Of course, living here isn’t hassle-free. There are the rooms whose light sources still are a mystery, the rattan furniture that doesn’t quite make sense in the ’90s (much of the original furniture remains in the house), the bathrooms that aren’t all that accommodating. Then there’s the constant pressure not to break any of those one-of-a-kind tiles or scratch any of those wood panels, which can’t be reproduced (a legitimate concern since Thompson’s 2 1/2-year-old son, Dylan, spends several nights a week here). It’s enough to have a guy constantly walking on eggshells.
But no,Thompson says, living in a house of this caliber isn’t like walking on eggshells at all: "It’s like walking on glass. Eggshells-you’ll just crush ’em flat. They’ll adapt to you. But this house does not adapt to you. You adapt to it, or you’re not going to be happy here."
For now, he’s content. After all, there’s still plenty of work to be done. And this is a swell place for throwing a party, which Thompson does fairly regularly. SMU faculty and students-who are invited wholesale to decorate his Christmas tree even year-are frequent guests. And Thompson ’is friends don’t hesitate to volunteer the place for their own parties. Not thai Thompson’s interest is strictly social. Walking visitors through the house provides him the ideal opportunity to reveal a bit of himself without ever saying a word.
As Thompson puts it, "This house makes a statement. It’s not a statement of wealth: it’s a statement of idiosyncrasy. A person wouldn’t feel comfortable in this house if there wasn’t something peculiar about them.
"Of course, owning something like this doesn’t make you that kind of person," he adds with a smile, "but it gets you closer. I’m pleased that I like this house. It also gives me a chance to say to those who would ask, ’Why do you live here?’ Well, this is a piece of art and what I do with my research is art. Then I have an invitation to tell you that what I do is an attempt to achieve this within my little domain."
Not that everyone instantly falls in love with the place.

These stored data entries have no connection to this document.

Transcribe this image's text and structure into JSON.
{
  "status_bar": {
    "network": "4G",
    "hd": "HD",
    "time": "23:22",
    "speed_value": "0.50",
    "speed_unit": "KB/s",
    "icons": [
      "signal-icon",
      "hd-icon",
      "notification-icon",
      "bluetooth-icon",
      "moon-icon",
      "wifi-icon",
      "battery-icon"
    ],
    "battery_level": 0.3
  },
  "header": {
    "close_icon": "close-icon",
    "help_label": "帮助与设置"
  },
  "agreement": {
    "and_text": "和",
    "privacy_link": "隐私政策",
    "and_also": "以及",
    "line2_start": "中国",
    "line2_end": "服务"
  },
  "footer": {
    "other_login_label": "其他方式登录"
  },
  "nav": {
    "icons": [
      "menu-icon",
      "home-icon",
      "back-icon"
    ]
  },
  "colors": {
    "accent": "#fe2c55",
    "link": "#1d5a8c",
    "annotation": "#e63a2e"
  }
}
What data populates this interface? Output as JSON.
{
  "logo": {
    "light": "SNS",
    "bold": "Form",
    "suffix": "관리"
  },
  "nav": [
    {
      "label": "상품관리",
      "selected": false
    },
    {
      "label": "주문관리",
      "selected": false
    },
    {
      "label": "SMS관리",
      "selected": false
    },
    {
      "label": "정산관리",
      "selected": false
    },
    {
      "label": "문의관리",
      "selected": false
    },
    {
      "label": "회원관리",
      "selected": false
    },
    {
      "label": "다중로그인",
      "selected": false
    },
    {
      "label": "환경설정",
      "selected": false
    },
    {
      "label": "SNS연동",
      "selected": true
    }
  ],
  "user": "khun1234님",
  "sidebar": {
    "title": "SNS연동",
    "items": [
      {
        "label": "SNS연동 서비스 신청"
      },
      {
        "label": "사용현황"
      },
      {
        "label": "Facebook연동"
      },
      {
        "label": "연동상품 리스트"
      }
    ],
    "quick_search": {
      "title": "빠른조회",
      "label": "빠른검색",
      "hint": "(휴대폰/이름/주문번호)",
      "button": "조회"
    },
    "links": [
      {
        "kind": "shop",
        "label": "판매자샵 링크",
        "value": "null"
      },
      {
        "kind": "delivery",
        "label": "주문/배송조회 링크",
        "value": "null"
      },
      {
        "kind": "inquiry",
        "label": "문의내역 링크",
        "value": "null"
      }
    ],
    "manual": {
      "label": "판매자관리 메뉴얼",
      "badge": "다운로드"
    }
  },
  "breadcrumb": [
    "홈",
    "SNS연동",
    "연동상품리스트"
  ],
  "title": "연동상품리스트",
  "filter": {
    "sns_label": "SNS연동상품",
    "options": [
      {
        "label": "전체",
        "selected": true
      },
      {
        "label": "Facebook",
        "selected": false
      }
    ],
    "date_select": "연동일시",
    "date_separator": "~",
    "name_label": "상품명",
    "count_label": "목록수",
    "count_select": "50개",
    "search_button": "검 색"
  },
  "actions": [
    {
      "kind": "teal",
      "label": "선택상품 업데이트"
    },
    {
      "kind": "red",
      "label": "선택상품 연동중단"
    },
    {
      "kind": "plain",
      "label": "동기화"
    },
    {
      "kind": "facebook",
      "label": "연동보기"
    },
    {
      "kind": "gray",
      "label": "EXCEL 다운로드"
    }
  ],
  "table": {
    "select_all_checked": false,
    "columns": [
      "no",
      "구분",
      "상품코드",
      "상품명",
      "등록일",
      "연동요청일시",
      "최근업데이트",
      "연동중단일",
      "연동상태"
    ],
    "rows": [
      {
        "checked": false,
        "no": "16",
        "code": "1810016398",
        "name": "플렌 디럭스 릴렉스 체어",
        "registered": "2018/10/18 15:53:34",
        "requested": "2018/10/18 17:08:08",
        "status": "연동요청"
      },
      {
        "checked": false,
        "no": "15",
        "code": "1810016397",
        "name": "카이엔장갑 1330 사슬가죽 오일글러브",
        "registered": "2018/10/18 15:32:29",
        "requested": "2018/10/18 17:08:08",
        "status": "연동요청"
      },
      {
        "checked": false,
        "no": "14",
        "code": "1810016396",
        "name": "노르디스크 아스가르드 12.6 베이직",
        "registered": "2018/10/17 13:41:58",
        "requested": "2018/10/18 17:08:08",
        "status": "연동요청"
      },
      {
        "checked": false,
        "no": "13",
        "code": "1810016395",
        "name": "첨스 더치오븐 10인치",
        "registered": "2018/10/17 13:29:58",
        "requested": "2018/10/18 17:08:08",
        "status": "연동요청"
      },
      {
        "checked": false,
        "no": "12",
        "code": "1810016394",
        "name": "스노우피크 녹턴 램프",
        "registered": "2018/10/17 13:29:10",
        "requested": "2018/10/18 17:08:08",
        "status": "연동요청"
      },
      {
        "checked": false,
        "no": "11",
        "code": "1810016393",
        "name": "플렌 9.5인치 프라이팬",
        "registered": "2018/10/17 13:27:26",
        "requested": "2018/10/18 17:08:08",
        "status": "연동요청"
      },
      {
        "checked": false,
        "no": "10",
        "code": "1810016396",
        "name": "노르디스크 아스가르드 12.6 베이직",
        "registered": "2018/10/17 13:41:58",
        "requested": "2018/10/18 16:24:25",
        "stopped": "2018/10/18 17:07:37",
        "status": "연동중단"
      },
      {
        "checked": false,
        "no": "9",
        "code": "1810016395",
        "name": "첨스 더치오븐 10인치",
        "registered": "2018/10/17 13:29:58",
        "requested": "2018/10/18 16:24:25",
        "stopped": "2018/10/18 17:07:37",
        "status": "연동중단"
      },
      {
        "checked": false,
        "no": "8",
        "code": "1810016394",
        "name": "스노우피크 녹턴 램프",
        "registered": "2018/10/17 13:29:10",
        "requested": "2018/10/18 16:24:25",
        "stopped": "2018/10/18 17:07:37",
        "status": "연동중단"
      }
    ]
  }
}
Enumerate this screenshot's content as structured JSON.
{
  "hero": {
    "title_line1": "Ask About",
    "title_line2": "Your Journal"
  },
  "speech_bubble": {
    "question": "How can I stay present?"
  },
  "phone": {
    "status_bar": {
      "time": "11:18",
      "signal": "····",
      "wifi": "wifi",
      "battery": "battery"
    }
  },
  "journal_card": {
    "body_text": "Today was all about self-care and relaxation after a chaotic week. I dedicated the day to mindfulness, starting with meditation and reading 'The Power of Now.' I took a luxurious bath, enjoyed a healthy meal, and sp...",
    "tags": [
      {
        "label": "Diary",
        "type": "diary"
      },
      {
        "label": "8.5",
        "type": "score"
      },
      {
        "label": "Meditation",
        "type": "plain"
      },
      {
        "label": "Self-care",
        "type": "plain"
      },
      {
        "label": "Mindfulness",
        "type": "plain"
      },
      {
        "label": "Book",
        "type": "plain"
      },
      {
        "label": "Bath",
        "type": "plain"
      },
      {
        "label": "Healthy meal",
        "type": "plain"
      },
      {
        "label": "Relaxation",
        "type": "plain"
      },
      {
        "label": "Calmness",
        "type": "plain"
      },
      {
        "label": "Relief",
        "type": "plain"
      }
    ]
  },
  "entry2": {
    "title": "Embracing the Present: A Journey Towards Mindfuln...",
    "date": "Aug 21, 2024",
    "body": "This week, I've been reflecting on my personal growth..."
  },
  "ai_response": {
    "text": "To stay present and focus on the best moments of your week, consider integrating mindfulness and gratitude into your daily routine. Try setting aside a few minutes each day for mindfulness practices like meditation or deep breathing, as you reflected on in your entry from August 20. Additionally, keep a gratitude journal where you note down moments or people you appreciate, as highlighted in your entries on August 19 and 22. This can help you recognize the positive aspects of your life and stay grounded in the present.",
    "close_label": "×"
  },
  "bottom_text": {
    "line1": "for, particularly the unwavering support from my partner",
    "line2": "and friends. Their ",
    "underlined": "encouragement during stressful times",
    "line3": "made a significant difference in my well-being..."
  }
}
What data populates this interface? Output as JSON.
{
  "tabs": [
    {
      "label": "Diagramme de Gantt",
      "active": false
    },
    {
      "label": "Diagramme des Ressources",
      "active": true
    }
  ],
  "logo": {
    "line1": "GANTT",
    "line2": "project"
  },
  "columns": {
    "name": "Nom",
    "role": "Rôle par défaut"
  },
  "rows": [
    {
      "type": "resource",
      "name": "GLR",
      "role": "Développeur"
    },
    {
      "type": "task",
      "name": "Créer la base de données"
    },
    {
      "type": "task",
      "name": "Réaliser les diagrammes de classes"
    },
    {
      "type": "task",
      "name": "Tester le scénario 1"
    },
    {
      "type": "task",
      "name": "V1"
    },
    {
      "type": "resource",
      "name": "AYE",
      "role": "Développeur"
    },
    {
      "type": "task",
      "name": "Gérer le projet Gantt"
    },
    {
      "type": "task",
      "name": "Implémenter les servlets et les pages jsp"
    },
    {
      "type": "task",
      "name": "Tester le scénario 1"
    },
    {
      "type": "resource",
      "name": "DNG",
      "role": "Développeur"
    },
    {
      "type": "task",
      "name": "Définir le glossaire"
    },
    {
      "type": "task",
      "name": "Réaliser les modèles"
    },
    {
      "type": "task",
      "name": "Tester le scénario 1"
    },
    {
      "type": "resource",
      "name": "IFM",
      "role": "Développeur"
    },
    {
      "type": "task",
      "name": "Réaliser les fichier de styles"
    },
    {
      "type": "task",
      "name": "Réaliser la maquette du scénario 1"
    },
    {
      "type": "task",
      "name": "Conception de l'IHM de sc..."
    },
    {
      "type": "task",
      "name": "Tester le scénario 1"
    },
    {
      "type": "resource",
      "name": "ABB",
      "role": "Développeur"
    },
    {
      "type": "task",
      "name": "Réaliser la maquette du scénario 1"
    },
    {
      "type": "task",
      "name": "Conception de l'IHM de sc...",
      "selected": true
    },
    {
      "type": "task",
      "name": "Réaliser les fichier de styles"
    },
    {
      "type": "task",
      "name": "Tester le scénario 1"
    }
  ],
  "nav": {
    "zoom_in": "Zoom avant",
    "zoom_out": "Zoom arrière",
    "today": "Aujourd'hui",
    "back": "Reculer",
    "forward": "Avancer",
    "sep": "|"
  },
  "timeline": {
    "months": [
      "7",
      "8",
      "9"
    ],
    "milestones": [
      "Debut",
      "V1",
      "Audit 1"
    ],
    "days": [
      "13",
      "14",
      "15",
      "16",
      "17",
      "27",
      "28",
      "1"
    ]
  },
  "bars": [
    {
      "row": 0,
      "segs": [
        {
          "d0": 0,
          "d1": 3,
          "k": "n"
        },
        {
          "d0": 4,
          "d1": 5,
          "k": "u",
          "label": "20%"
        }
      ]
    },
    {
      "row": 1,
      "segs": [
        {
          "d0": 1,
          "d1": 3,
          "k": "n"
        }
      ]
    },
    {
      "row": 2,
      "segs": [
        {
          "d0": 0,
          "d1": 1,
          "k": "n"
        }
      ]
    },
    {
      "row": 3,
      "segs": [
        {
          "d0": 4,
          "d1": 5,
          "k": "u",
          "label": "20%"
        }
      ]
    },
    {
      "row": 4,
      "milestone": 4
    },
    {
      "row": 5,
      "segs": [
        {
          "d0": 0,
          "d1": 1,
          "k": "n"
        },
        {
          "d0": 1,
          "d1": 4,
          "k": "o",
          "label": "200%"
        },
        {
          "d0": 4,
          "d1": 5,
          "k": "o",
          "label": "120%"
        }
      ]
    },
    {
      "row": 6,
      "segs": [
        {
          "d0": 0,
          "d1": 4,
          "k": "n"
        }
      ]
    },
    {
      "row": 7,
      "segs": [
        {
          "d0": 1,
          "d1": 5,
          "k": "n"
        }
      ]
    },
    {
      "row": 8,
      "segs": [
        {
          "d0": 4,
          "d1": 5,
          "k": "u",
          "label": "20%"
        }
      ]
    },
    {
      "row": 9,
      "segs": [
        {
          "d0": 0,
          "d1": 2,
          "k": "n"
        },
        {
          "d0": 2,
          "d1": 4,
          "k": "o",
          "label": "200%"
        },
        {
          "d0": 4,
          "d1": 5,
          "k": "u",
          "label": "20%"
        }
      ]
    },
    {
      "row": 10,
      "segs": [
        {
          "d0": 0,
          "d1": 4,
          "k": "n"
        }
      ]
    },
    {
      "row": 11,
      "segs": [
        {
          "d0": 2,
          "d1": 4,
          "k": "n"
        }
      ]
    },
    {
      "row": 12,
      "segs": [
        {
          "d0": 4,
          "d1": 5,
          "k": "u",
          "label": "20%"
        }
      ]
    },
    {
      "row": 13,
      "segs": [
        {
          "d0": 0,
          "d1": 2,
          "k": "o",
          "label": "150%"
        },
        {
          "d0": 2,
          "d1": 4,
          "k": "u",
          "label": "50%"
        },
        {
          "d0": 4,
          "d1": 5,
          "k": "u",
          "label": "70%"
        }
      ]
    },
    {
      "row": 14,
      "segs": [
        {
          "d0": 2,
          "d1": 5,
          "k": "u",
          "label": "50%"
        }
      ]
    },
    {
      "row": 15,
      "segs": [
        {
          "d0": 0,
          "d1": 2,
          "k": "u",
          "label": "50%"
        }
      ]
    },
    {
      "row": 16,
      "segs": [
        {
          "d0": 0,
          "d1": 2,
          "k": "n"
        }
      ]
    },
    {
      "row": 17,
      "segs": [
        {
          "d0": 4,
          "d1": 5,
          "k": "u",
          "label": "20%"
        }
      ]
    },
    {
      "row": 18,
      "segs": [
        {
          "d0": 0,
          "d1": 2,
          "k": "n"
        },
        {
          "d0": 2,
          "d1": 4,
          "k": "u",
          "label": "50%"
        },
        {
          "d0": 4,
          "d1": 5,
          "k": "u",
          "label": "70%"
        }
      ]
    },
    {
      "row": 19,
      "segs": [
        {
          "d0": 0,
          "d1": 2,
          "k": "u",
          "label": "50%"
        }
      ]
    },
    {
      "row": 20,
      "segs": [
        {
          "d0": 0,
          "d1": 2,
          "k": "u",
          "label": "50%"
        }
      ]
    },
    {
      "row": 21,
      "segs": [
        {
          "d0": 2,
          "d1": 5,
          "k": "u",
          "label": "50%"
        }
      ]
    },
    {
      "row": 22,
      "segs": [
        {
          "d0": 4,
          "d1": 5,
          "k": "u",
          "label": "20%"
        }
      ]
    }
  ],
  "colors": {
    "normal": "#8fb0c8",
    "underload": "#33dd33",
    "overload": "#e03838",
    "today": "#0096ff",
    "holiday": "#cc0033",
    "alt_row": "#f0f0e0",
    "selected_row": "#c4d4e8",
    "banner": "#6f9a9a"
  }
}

"It’s the kind of house people feel comfortable in if they’ve thought through themselves," Thompson says. "To me, it’s like the inside of somebody’s brain: Somebody closed their eyes and drew what they saw. That’s something you can apply to yourself, as well-to say, ’Who am I? I’m at peace with myself.’ If not, fix it.
"People who are comfortable with themselves tend to have the best time because they can just run through and say, ’Wow, this is amazing!’ as opposed to ’You’ve got a lot of cracks in your windows up there.’"
As for what he personally gets from the house, Thompson says, "I find it more an inspiration to stay the course. You’re living in a piece of art that gives you a sense of what creativity can accomplish. So when I go out the door, I have this inclination not to compromise, not to go to the median, but to play it my way, to be myself-whatever that may involve- because the person who designed this house had that as his engine. He did it his way. The designer, the various players who were important here, they let the horses run."